8. The motion information processing apparatus according to claim 1, wherein, on a basis of a predetermined motion of the subject, the judging unit starts and ends the judging process of judging whether the motion of the subject indicated by the motion information obtained by the obtaining unit satisfies the certain condition included in the predetermined conditions for the motion of the squat.

9. The motion information processing apparatus according to claim 1, wherein when the judging unit has determined that the jump performed by the subject satisfies the certain condition included in the predetermined conditions, the controlling unit notifies that the motion is normal, whereas when the judging unit has determined that the jump performed by the subject does not satisfy the certain condition included in the predetermined conditions, the controlling unit exercises control so that a warning is issued.

10. The motion information processing apparatus according to claim 9, wherein, as the predetermined conditions used when the jump is performed, the judging unit uses at least one of the following: a degree of knock-kneed state and a degree of bow-legged state at a time of landing of the jump.

11. The motion information processing apparatus according to claim 9, wherein, as the predetermined conditions used when the jump is performed, the judging unit uses an opening amount of legs at a time of landing of the jump.

12. The motion information processing apparatus according to claim 1, wherein the judging unit further judges whether the subject is performing the motion of the jump, and if the judging unit has determined that the subject is performing the motion of the jump, the judging unit judges whether the motion of the subject indicated by the motion information obtained by the obtaining unit satisfies the certain condition included in the predetermined conditions.

13. The motion information processing apparatus according to claim 1, further comprising: a receiving unit configured to receive an input operation for setting a predetermined threshold value used for judging whether the certain condition is satisfied, with respect to the predetermined conditions for the motion of the jump used by the judging unit.

14. The motion information processing apparatus according to claim 13, wherein, with respect to the predetermined conditions, the receiving unit receives at least one of a threshold value for an absolute position and a threshold value for a relative position.

15. The motion information processing apparatus according to claim 13, wherein the receiving unit further receives input operations to start and to end the judging process performed by the judging unit.

16. The motion information processing apparatus according to claim 1, wherein, on a basis of a predetermined motion of the subject, the judging unit starts and ends the judging process of judging whether the motion of the subject indicated by the motion information obtained by the obtaining unit satisfies the certain condition included in the predetermined conditions for the motion of the jump.

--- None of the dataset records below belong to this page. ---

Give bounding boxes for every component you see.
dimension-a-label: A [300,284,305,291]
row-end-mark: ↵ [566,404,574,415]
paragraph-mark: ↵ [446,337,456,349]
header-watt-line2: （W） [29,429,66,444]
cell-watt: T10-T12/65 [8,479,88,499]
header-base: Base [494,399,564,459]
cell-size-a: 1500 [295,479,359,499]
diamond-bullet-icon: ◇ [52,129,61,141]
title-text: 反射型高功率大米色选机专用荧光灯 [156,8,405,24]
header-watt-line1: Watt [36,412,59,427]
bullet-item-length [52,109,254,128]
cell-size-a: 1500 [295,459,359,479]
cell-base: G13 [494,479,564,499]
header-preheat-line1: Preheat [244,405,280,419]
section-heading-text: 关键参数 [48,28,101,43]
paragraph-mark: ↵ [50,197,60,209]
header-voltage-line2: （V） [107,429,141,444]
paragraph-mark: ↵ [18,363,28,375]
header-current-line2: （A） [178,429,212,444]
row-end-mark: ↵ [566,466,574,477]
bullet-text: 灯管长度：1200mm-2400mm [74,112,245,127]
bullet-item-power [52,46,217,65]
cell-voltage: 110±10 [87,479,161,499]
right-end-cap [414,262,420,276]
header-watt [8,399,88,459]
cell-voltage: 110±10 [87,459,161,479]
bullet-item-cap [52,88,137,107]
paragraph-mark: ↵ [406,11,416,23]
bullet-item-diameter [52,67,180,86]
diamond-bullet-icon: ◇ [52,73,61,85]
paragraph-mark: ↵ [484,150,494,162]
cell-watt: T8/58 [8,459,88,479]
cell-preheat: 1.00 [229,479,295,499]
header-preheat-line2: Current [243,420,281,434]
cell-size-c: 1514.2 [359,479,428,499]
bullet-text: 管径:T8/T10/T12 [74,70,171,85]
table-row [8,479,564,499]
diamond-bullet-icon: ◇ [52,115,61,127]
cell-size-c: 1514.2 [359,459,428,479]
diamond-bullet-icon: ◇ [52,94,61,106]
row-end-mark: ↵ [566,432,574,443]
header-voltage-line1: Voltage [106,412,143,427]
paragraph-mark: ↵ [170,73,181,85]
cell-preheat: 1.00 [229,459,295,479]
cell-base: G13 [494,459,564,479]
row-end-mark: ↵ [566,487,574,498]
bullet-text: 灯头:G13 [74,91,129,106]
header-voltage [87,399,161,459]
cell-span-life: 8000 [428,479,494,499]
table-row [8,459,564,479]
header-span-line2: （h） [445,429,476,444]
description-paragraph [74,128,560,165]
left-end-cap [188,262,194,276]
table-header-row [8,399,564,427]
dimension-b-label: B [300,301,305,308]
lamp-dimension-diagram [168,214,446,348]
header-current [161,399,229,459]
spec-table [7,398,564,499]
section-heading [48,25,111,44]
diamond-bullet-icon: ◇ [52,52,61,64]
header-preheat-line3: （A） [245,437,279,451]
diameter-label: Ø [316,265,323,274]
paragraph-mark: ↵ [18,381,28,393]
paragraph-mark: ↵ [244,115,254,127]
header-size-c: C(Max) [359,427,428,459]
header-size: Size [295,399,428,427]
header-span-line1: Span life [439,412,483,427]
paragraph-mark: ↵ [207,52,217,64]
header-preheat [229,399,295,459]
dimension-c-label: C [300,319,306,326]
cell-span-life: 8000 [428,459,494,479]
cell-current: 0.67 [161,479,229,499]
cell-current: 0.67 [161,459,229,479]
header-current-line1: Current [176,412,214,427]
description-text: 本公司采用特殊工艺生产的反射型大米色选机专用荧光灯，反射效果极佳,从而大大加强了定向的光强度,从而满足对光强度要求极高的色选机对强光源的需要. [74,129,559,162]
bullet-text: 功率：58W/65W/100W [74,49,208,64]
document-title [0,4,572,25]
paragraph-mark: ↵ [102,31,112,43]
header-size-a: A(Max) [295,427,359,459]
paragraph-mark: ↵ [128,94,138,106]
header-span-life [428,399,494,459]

17. A method implemented by a motion information processing apparatus configured to process motion information, the method comprising: obtaining the motion information of a subject who performs a motion of at least one of a squat and a jump;judging, on a basis of predetermined conditions for the motion of said at least one of the squat and the jump, whether the motion of the subject indicated by the motion information satisfies a certain condition included in the predetermined conditions; andproviding a judgment result as a notification.